Taras and I exchanged email like a year ago working out format stuff, so
I don't have any real complaints. My feedback's already worked in, and I
can make toybox cpio support -h newcx as soon as the format's finalized
and I get a free weekend.

That said, I don't think -h newcx should emit (or recognize) the
"TRAILER!!!1!" entry. That's kinda silly in-band signaling for 2018:
files have a length, pipes provide EOF, and each cpiox entry starts with
6 bytes of c_magic anyway. (I stopped toybox from producing the TRAILER
entry back in june, toybox commit 32550751997d, and the kernel consumes
the resulting cpio just fine. All the trailer does is prevent you from
concatenating cpio files, which is a feature multiple people asked me for.)

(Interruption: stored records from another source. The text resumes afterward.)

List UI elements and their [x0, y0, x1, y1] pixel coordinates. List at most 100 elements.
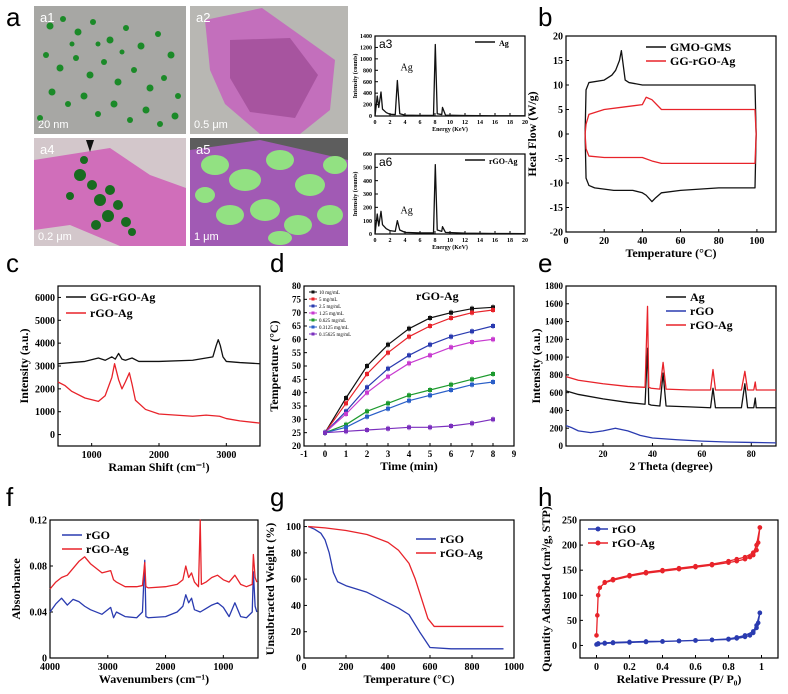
x-axis-label: Time (min): [380, 459, 437, 473]
legend-entry: 1.25 mg/mL: [319, 312, 344, 317]
legend-entry: 10 mg/mL: [319, 291, 340, 296]
legend-marker: [311, 332, 315, 336]
micrograph-scale-a4: 0.2 μm: [38, 231, 72, 243]
data-point: [734, 556, 740, 562]
y-tick-label: 500: [363, 165, 372, 171]
x-tick-label: 0: [323, 449, 328, 459]
y-tick-label: 200: [550, 423, 564, 433]
y-axis-label: Temperature (°C): [267, 320, 281, 411]
x-tick-label: 2: [389, 120, 392, 126]
y-tick-label: 75: [292, 294, 302, 304]
x-tick-label: 12: [462, 238, 468, 244]
legend-entry: 2.5 mg/mL: [319, 305, 341, 310]
y-tick-label: 20: [291, 627, 301, 638]
y-tick-label: 4000: [35, 339, 55, 350]
micrograph-label-a5: a5: [196, 142, 210, 157]
x-tick-label: 3000: [216, 450, 236, 461]
data-point: [742, 554, 748, 560]
y-tick-label: 0: [572, 641, 577, 652]
series-line: [565, 424, 777, 444]
y-tick-label: -15: [550, 203, 563, 214]
x-tick-label: 40: [637, 236, 647, 247]
legend-entry: rGO: [690, 304, 714, 318]
series-line: [49, 559, 258, 619]
x-tick-label: 1: [759, 662, 764, 673]
x-tick-label: 0: [564, 236, 569, 247]
peak-annotation: Ag: [401, 205, 413, 216]
micrograph-label-a1: a1: [40, 10, 54, 25]
y-tick-label: 40: [292, 388, 302, 398]
x-tick-label: 18: [507, 120, 513, 126]
data-point: [602, 579, 608, 585]
y-tick-label: 5: [558, 105, 563, 116]
x-tick-label: 8: [434, 120, 437, 126]
data-point: [594, 633, 599, 638]
micrograph-scale-a1: 20 nm: [38, 119, 69, 131]
micrograph-scale-a2: 0.5 μm: [194, 119, 228, 131]
series-line: [584, 96, 757, 165]
legend-marker: [595, 526, 601, 532]
x-tick-label: 3: [386, 449, 391, 459]
data-point: [643, 569, 649, 575]
x-tick-label: 0.4: [656, 662, 669, 673]
x-tick-label: 8: [491, 449, 496, 459]
chart-c: 1000 2000 3000 0 1000 2000 3000 4000 5000 6000 Ram…: [17, 285, 261, 474]
y-tick-label: 100: [363, 219, 372, 225]
data-point: [709, 561, 715, 567]
legend-entry: GG-rGO-Ag: [90, 290, 155, 304]
data-point: [597, 585, 603, 591]
x-tick-label: 0: [594, 662, 599, 673]
y-tick-label: 80: [291, 548, 301, 559]
panel-label-h: h: [538, 482, 552, 512]
legend-entry: rGO-Ag: [440, 546, 483, 560]
data-point: [595, 592, 601, 598]
x-tick-label: 16: [492, 120, 498, 126]
y-tick-label: 1400: [360, 34, 372, 40]
y-tick-label: 50: [567, 616, 577, 627]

> However, if this is to become a generally supported format
> for cpio files,

After Joerg Schilling dies (or admits solaris has) it might even make it
into posix.

> could we make it use nanosecond resolution
> instead? The issue that I see with microseconds is that
> storing a file in an archive and extracting it again would
> otherwise keep the mtime stamp /almost/ identical on file
> systems that have nanosecond resolution, but most of
> the time a comparison would indicate that the files are
> not the same.

I have no strong opinion on this? The tmpfs is still going to track
nanoseconds, this is just rounding when it populates them.

> Unfortunately, the range of a 64-bit nanoseconds counter
> is still a bit limited (584 years, or half of that if we make it
> signed). While this is clearly enough for the uses in
> initramfs, it still has a similar problem: someone creating
> a fake timestamp a long time in the past or future on
> a file system would lose information after going though
> cpio.

Hence microseconds. This came up in email when we were talking about
this (like a year ago) and I decided I didn't care. :)

64 bits of microseconds is +- 584 centuries, while being accurate
enough[1] that making a getpid() syscall probably takes longer than that
on our highest end boxen, let alone doing a dentry lookup in the vfs
(even if it's hot in cache).

Rob

[1] Is future proofing an issue here? The s-curve of moore's law started
bending down around y2k back when Intel had to recall its 1.13ghz
pentium III for having overclocked its own chip at the factory, and it's
pretty darn flat these days. Clock speeds first hit 4ghz 15 years ago
and haven't been back, most of the work since 2005 has been about
parallelism, and recent performance improvements are once again going to
pentium 4 pipeline length levels of absurdity, as meltdown/spectre
demonstrates (140 instructions of prefetch!??!?). Maybe intel will make
9 nanometer manufacturing work, but atomic limits are already an issue.

The problem with 1 second timestamps was you honestly could confuse
"make" about which file was newer once an exec() could complete in the
same second having done real work. That was the motivating issue causing
the change, going to nanoseconds was just the big hammer of "this is
large enough it won't matter again in our lifetimes". But nanosecond
time stamps are recording more jitter than useful information, and that
seems unlikely to change this century?